An diesen Plan hielt sich Yates – und konzentrierte alle Ressourcen auf den entscheidenen Tag. Ausgerechnet am Colle delle Finestre trat er am Sonnabend an und holte dort dank seiner Entschlossenheit mehr als fünf Minuten Vorsprung heraus. Die 52 Bonussekunden des 21-jährigen Del Toro wirken winzig gegen diesen Schlag. Und eine historische Dimension hat, dass Yates das ausgerechnet an dem Berg gelang, an dem er seine bisher größte Niederlage als Radprofi erlitten hatte. 2018 verlor er hier den Giro, nach zuvor 13 Tagen in Rosa. Damals brach er komplett ein und verlor letztlich fast 40 Minuten auf seinen Landsmann Chris Froome, der damit seinen Giro-Triumph perfekt machte. »Dieser Anstieg hat meine Karriere gezeichnet. Und als die Strecke vom Giro bekannt wurde, habe ich mir vorgenommen, hier etwas Besonderes zu versuchen«, erklärte er.

Als Triumphator blickt Yates aber nicht zurück. Vielmehr gab er Zweifel zu Beginn der Etappe zu. Erst als er sich von seinen Hauptrivalen Del Toro und Richard Carapaz, die in Rom mit ihm auf dem Podium standen, lösen konnte, festigte sich in ihm Tritt für Tritt die Überzeugung, hier den Sieg holen zu können. »Ich merkte, dass ich ein hohes Tempo fahren und auch bis ins Ziel halten konnte«, sagte er.
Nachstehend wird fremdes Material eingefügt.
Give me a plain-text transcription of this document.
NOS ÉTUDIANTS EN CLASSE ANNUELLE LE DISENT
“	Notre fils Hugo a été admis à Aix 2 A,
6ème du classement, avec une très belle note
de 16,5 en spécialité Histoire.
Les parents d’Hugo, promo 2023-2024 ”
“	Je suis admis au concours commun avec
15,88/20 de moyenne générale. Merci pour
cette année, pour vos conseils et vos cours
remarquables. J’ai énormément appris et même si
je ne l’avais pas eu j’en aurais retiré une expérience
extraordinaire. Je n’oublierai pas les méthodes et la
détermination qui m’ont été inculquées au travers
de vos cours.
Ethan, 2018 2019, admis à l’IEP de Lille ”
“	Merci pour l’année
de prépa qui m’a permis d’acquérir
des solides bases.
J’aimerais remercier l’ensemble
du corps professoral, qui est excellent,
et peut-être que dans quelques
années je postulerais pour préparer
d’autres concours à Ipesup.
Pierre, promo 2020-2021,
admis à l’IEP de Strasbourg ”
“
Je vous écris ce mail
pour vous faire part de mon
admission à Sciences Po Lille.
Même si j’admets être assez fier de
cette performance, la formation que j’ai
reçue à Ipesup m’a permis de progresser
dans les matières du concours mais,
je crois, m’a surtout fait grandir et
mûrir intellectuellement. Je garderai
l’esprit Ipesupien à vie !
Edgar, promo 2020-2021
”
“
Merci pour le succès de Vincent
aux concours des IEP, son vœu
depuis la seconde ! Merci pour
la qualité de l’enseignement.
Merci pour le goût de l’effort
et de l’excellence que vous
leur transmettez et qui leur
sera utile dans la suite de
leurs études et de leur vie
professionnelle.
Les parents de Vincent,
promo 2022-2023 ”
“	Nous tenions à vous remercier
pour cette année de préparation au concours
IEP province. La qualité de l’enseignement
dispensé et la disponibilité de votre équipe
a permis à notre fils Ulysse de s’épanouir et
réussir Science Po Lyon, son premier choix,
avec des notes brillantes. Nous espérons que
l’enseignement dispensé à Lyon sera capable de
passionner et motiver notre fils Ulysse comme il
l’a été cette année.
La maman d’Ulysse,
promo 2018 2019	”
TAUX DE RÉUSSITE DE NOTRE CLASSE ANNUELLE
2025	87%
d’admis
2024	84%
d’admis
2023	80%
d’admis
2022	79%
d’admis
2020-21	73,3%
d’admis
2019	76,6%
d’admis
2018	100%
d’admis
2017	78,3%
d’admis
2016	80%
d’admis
Mit den Waffen eines Kletterers, der die langen Kanten mag und dessen Muskulatur die Kraft vor allem für ein stetiges Tempo bereitzustellen vermag, bezwang er die explosiveren Kontrahenten. Für ihn schloss sich nach sieben Jahren ein Kreis: »All die Entbehrungen, all die Rückschläge, die ich auf diesem Weg einstecken musste, sind jetzt vergessen.« Tränen rannen über das Gesicht des Radsportveteranen. Mit der Krönung seiner Karriere brachte Yates nach einer mehrjährigen Pause, als vor allem Slowenen, Dänen und Kolumbianer die obersten Podestplätze bei den Grand Tours einnahmen, zugleich die frühere Großmacht Großbritannien wieder ganz nach vorn.